Florida legislators begin to address algae and water crisis

 
A state of water--Florida from space.

Florida is still reeling from a disastrous 2018 in which south Florida waterways suffered a double whammy of blue green algae and red tide.  Meanwhile, here in the panhandle the powerful Hurricane Michael caused historic damage and highlighted continued weaknesses in our sewage infrastructure. Now, the Florida legislature has just convened, and we’re pushing for them to help right the many wrongs of failed policies on water and growth that defined the Sunshine State last year.

If there was a silver lining at all in last year’s epic crisis of blue green algae and red tide, it’s that it happened in an election year. As such, candidates for office made plenty of promises to fix the problems of water pollution—especially the nutrient pollution and water management issues that caused the crisis.

Some of those officials are following through. In the early days of the 2019 session, there has been a flurry of bills addressing septic and sewage pollution, land preservation, water quality, and more.  Bill related to better controls on sewage—especially from septic systems (which service 30% of Floridians), limits on the spreading of biosolids (dry leftovers from sewage treatment plants) on agricultural lands, and regulations on urban fertilizers are ones we are closely watching.

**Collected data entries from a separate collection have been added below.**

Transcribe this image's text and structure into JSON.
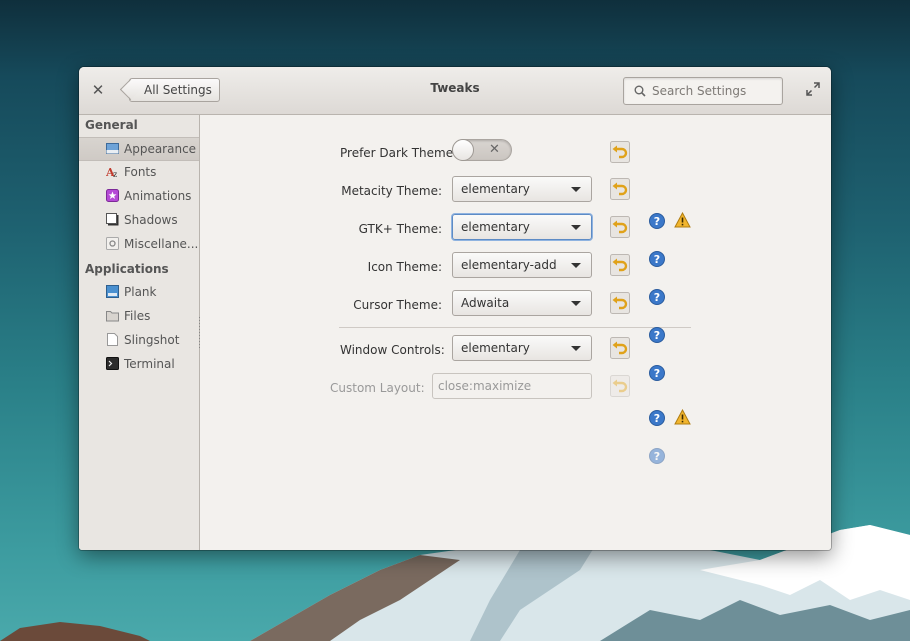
{
  "window": {
    "title": "Tweaks",
    "back_label": "All Settings",
    "search_placeholder": "Search Settings"
  },
  "sidebar": {
    "sections": [
      {
        "heading": "General",
        "items": [
          {
            "label": "Appearance",
            "icon": "appearance-icon",
            "selected": true
          },
          {
            "label": "Fonts",
            "icon": "fonts-icon"
          },
          {
            "label": "Animations",
            "icon": "animations-icon"
          },
          {
            "label": "Shadows",
            "icon": "shadows-icon"
          },
          {
            "label": "Miscellane...",
            "icon": "miscellaneous-icon"
          }
        ]
      },
      {
        "heading": "Applications",
        "items": [
          {
            "label": "Plank",
            "icon": "plank-icon"
          },
          {
            "label": "Files",
            "icon": "files-icon"
          },
          {
            "label": "Slingshot",
            "icon": "slingshot-icon"
          },
          {
            "label": "Terminal",
            "icon": "terminal-icon"
          }
        ]
      }
    ]
  },
  "settings": {
    "prefer_dark": {
      "label": "Prefer Dark Theme:",
      "state": "off"
    },
    "metacity": {
      "label": "Metacity Theme:",
      "value": "elementary"
    },
    "gtk": {
      "label": "GTK+ Theme:",
      "value": "elementary"
    },
    "icon": {
      "label": "Icon Theme:",
      "value": "elementary-add"
    },
    "cursor": {
      "label": "Cursor Theme:",
      "value": "Adwaita"
    },
    "window_controls": {
      "label": "Window Controls:",
      "value": "elementary"
    },
    "custom_layout": {
      "label": "Custom Layout:",
      "value": "close:maximize"
    }
  },
  "colors": {
    "help_blue": "#3b78c9",
    "warning_yellow": "#f1b52e",
    "focus_blue": "#5d8bc5"
  }
}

In terms of land preservation, the Legislature continues to take a piecemeal approach rather than the comprehensive and highly-effective strategy that was land preservation in Florida until around 2010. For many years the state had one of the best preservation programs in the country, spending $300 million annually on the purchase of undeveloped lands ranked in priority for their ecological value.

Unfortunately, bills introduced thus far spend far less and in disparate geographic areas rather than statewide. Some land preservation monies are directed toward items such as wastewater treatment facilities—not how land conservation monies are supposed to be used. We continue to push the Legislature to honor the will of Florida voters, who in 2014 voted to put land preservation in the State constitution and to guarantee funding—which the legislature has not honored. Undeveloped lands filter rainwater and recharge aquifers, and we need more preserved land to protect water quality downstream.

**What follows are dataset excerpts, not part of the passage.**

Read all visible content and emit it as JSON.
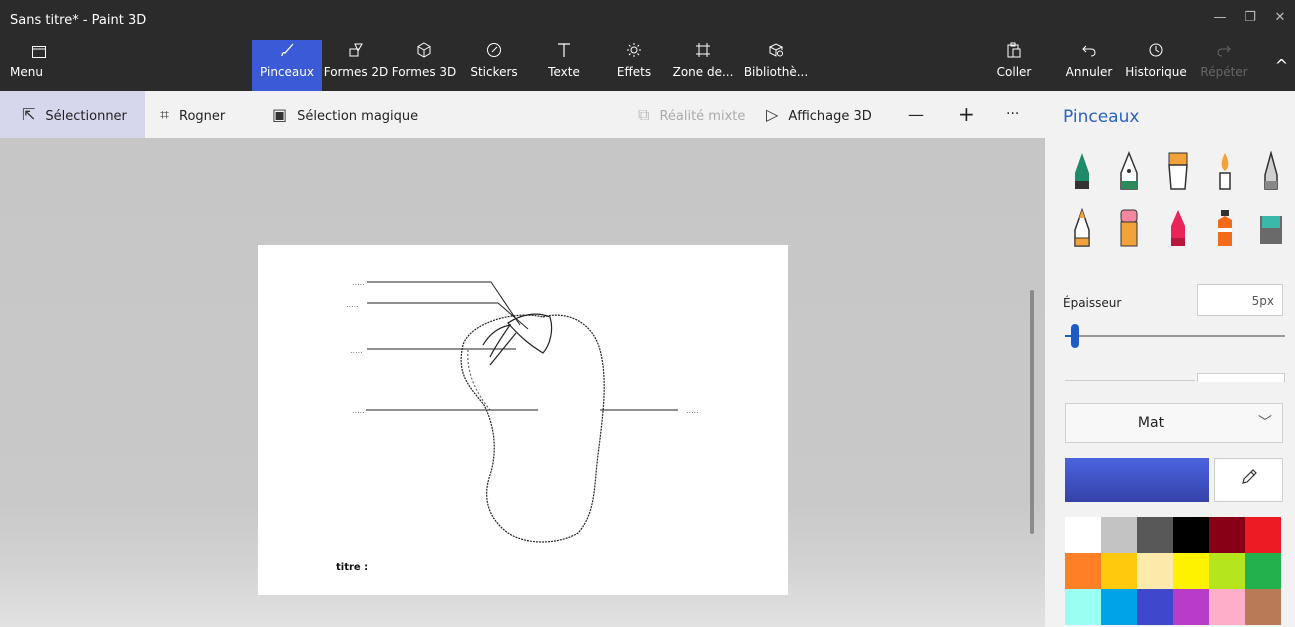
{
  "window": {
    "title": "Sans titre* - Paint 3D",
    "minimize": "—",
    "restore": "❐",
    "close": "✕"
  },
  "toolbar": {
    "menu": {
      "icon": "folder-icon",
      "label": "Menu"
    },
    "tools": [
      {
        "icon": "brush-icon",
        "label": "Pinceaux",
        "active": true
      },
      {
        "icon": "2d-shapes-icon",
        "label": "Formes 2D"
      },
      {
        "icon": "3d-shapes-icon",
        "label": "Formes 3D"
      },
      {
        "icon": "stickers-icon",
        "label": "Stickers"
      },
      {
        "icon": "text-icon",
        "label": "Texte"
      },
      {
        "icon": "effects-icon",
        "label": "Effets"
      },
      {
        "icon": "canvas-icon",
        "label": "Zone de..."
      },
      {
        "icon": "library-icon",
        "label": "Bibliothè..."
      }
    ],
    "paste": {
      "icon": "paste-icon",
      "label": "Coller"
    },
    "undo": {
      "icon": "undo-icon",
      "label": "Annuler"
    },
    "history": {
      "icon": "history-icon",
      "label": "Historique"
    },
    "redo": {
      "icon": "redo-icon",
      "label": "Répéter"
    },
    "collapse": "^"
  },
  "subbar": {
    "select": "Sélectionner",
    "crop": "Rogner",
    "magic_select": "Sélection magique",
    "mixed_reality": "Réalité mixte",
    "view3d": "Affichage 3D",
    "zoom_out": "—",
    "zoom_in": "+",
    "more": "···"
  },
  "canvas": {
    "caption": "titre :",
    "label_placeholder": "....."
  },
  "panel": {
    "title": "Pinceaux",
    "brushes": [
      "marker-icon",
      "calligraphy-pen-icon",
      "oil-brush-icon",
      "watercolor-icon",
      "pixel-pen-icon",
      "pencil-icon",
      "eraser-icon",
      "crayon-icon",
      "spray-can-icon",
      "fill-bucket-icon"
    ],
    "thickness_label": "Épaisseur",
    "thickness_value": "5px",
    "thickness_fraction": 0.05,
    "material": "Mat",
    "material_chevron": "﹀",
    "current_color": "#4a5ad8",
    "eyedropper_icon": "eyedropper-icon",
    "palette": [
      "#ffffff",
      "#c3c3c3",
      "#585858",
      "#000000",
      "#880015",
      "#ed1c24",
      "#ff7f27",
      "#ffc90e",
      "#fde9a9",
      "#fff200",
      "#b5e61d",
      "#22b14c",
      "#99fff3",
      "#00a2e8",
      "#3f48cc",
      "#b93cc9",
      "#ffaec9",
      "#b97a57"
    ]
  }
}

As for other items, a ban on fracking in Florida appears closer to action than ever, though the bill still allows for one particular method of fracking and so would not be a total ban. A proposed program that would allow homeowners another option for financing septic to sewer conversion would help ease the financial burden for residents while accelerating clean water projects.

In the category of “throwback to the 1950s” is a bill that would fund construction of many miles of large highways into multiple rural areas of the State. These would destroy wetlands and pine forests along the way while opening  now-isolated lands to development—all of which would have a negative effect on water quality in rivers, lakes, and coastal areas. Such an approach doesn’t fit at all with real transportation priorities in the state, where growing urban populations needs safer roadways as pedestrians and bicyclists are being killed and maimed by speeding cars at the highest rate in the nation. 

We’re spending the legislative session engaging with Florida residents and elected officials to get the best bills passed, and to defeat the worst of the worst. The health of our waterways and the bad memories of the 2018 algae crisis drive us to organize for a better future for Floridians and the waters we love.